Bill Plummer—One of the Quiet Founders of Modern Fishing

Bill Plummer has probably caught more bass than anyone in history. That is not hyperbole; I believe it is a statement of pure fact. He has caught thousands of bass each year, including an inordinate number of monsters from northern lakes. From ice-out to ice-in, Bill fishes five to seven days per week and has done so for over thirty years. At 2,000 bass per year, which is one of the estimates, that’s over 60,000 bass! He started fishing for bass before modern bass fishing was invented. And he certainly helped popularize it. He has been written up by every major magazine in the industry and is the inventor of the first soft top-water artificial frog, the Bill Plummer Frog.

Bill fishes the simple way—from a wooden boat that he has designed, with oars, no electric motor, no sonar, no bells and whistles, just a small gas motor on the back. He has learned the habits of bass by trial and error and deduction, not by book learning. There were no books to learn from when he first started. He is a solitary hunter, who learns and learns and learns. Bill exemplifies the ideals that we should have as fishermen:

a respect for the fish. . . and a constantly open mind that learns yet is not prone to gimmickry or rigid theories. I have learned a lot from Bill and am proud to call him my friend. Strive always to learn and be flexible. Strive to be analytical like Buck Perry, and adaptable like Bill Plummer.

 

Sometimes There Are More Exceptions Than Rules

Some lakes behave opposite of what you would expect. Bright, sunny cold-front days were great on Lake Cochituate, in Natick, Massachusetts, in the summertime. These days should have been tough and unproductive. Cloudy days were bad. They should have been good for fishing. I won a tournament on this lake when I was eighteen years old and beat more seasoned competitors from a number of states because I figured out how it worked. I spent months on that lake practicing until I knew exactly how the bass there responded to all types of situations. No book on fishing had these answers.

 

You Need to Build a Model

You need to build a model in your mind as to how a particular body of water works. For example, “If it’s sunny, fish will generally be here and take this size and color of lure. If it’s cloudy, fish will be shallower and take another type of lure presentation.” You’ve got to visualize it in your mind. You’ve got to almost feel what the fish feel and how they react to the environment. This kind of knowledge for a specific body of water is not found in books or magazines. The one danger of adhering to any theory of fishing, no matter how worthwhile, is that you tend to interpret all data in light of that theory and you may be blinded to obvious facts that don’t fit in. Read all the books and articles that you can, but blend the information in with your own experience and above all, experiment.

 

Don't Beat Yourself Up!

In the past I’ve made the mistake of applying a specific article that I had read to a specific lake I was fishing, and went away thinking that there was something wrong with me. What was wrong was that the fish in my lake weren’t responding at all like the fish in the article. I was trying to cram the reality of my lake into the article’s framework. It doesn’t work. You can get general knowledge from literature; then you must go out and make your own discoveries. I wish more writers would admit that to themselves and to their readers. You can’t neatly decree a truth in fishing and expect it to be so, everywhere, all the time, even in similar situations.
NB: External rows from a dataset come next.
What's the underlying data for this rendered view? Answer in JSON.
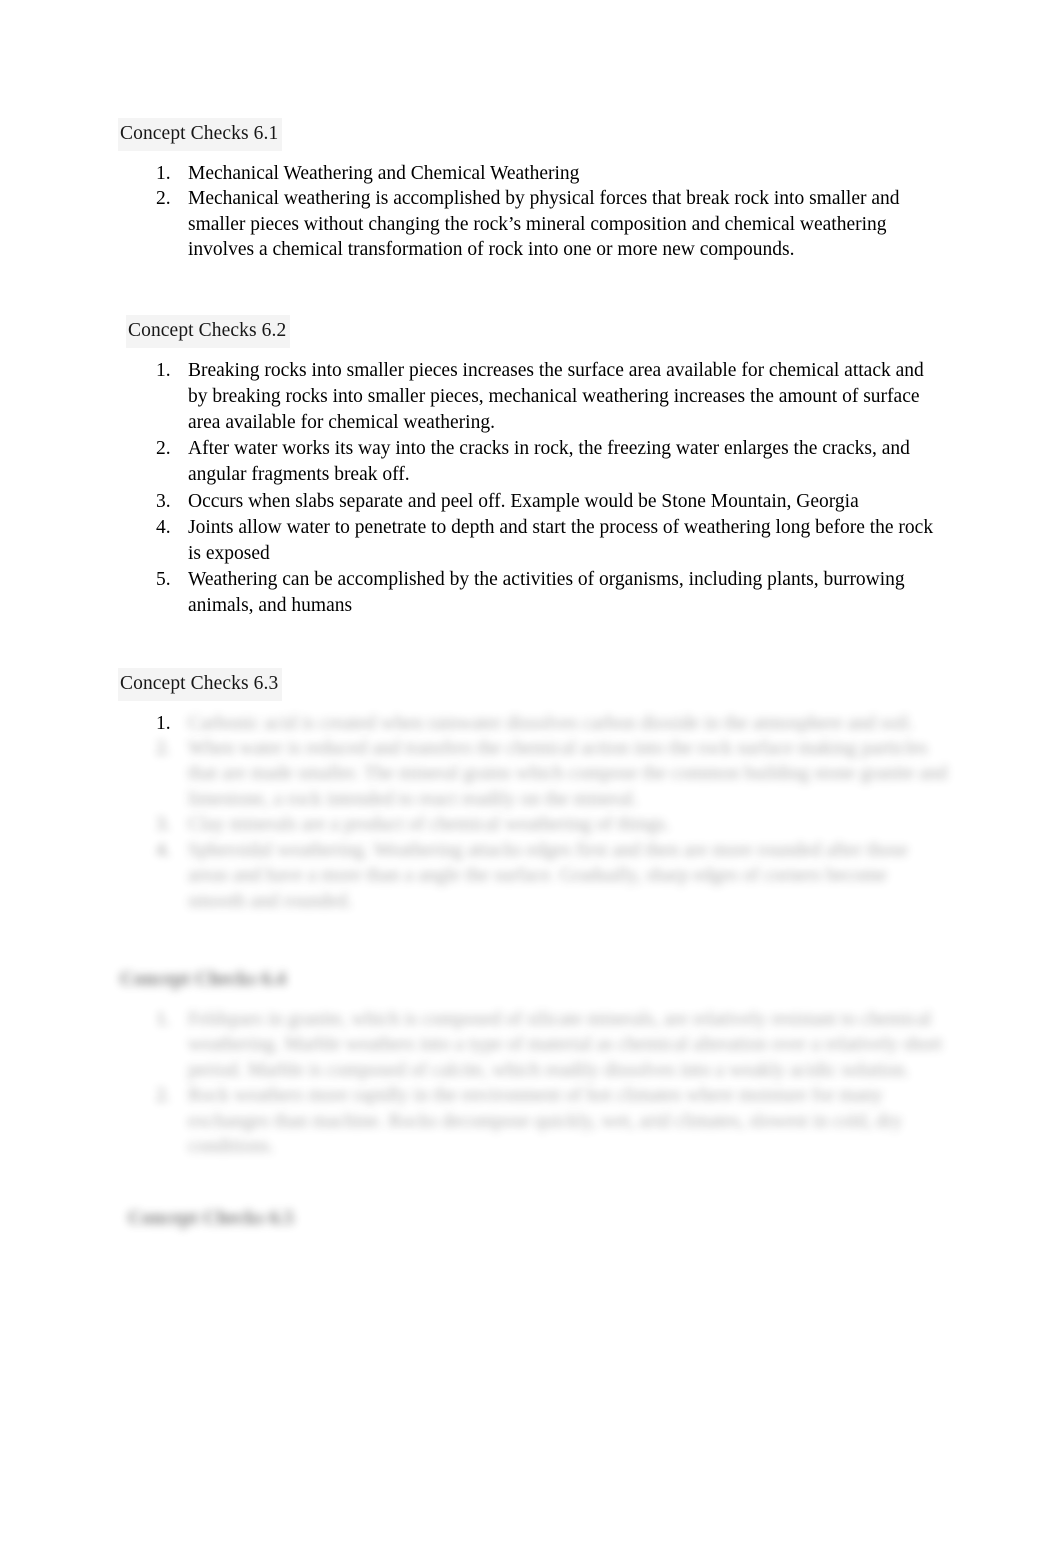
{
  "document": {
    "background_color": "#ffffff",
    "text_color": "#000000",
    "heading_highlight_color": "#f4f4f4"
  },
  "sections": [
    {
      "heading": "Concept Checks 6.1",
      "blurred_heading": false,
      "items": [
        {
          "text": "Mechanical Weathering and Chemical Weathering",
          "blurred": false
        },
        {
          "text": "Mechanical weathering is accomplished by physical forces that break rock into smaller and smaller pieces without changing the rock’s mineral composition and chemical weathering involves a chemical transformation of rock into one or more new compounds.",
          "blurred": false
        }
      ]
    },
    {
      "heading": "Concept Checks 6.2",
      "blurred_heading": false,
      "items": [
        {
          "text": "Breaking rocks into smaller pieces increases the surface area available for chemical attack and by breaking rocks into smaller pieces, mechanical weathering increases the amount of surface area available for chemical weathering.",
          "blurred": false
        },
        {
          "text": "After water works its way into the cracks in rock, the freezing water enlarges the cracks, and angular fragments break off.",
          "blurred": false
        },
        {
          "text": "Occurs when slabs separate and peel off. Example would be Stone Mountain, Georgia",
          "blurred": false
        },
        {
          "text": "Joints allow water to penetrate to depth and start the process of weathering long before the rock is exposed",
          "blurred": false
        },
        {
          "text": "Weathering can be accomplished by the activities of organisms, including plants, burrowing animals, and humans",
          "blurred": false
        }
      ]
    },
    {
      "heading": "Concept Checks 6.3",
      "blurred_heading": false,
      "items": [
        {
          "text": "Carbonic acid is created when rainwater dissolves carbon dioxide in the atmosphere and soil.",
          "blurred": true,
          "marker_sharp": true
        },
        {
          "text": "When water is reduced and transfers the chemical action into the rock surface making particles that are made smaller. The mineral grains which compose the common building stone granite and limestone, a rock intended to react readily on the mineral.",
          "blurred": true
        },
        {
          "text": "Clay minerals are a product of chemical weathering of things.",
          "blurred": true
        },
        {
          "text": "Spheroidal weathering. Weathering attacks edges first and then are more rounded after those areas and have a more than a angle the surface. Gradually, sharp edges of corners become smooth and rounded.",
          "blurred": true
        }
      ]
    },
    {
      "heading": "Concept Checks 6.4",
      "blurred_heading": true,
      "items": [
        {
          "text": "Feldspars in granite, which is composed of silicate minerals, are relatively resistant to chemical weathering. Marble weathers into a type of material as chemical alteration over a relatively short period. Marble is composed of calcite, which readily dissolves into a weakly acidic solution.",
          "blurred": true
        },
        {
          "text": "Rock weathers more rapidly in the environment of hot climates where moisture for many exchanges than machine. Rocks decompose quickly, wet, arid climates, slowest in cold, dry conditions.",
          "blurred": true
        }
      ]
    },
    {
      "heading": "Concept Checks 6.5",
      "blurred_heading": true,
      "items": []
    }
  ]
}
To find reality, to be a seeker of truth, in fishing, you have to ask questions all the time and learn all the time. I have developed a set of simple questions called the Fishing Success Questions. You will find them explained in Chapters 5 through 9. If you answer them correctly, they can give you fishing success.

The thirty-three Success Questions force you to think about how the environment, or the uncontrollable factors thrust upon us by nature (the 4 W’s), affect the 4 P’s (the factors we can control). If we understand how to take command of the factors we can control, and not worry about those that we can’t, we can become successful at any type of fishing we choose.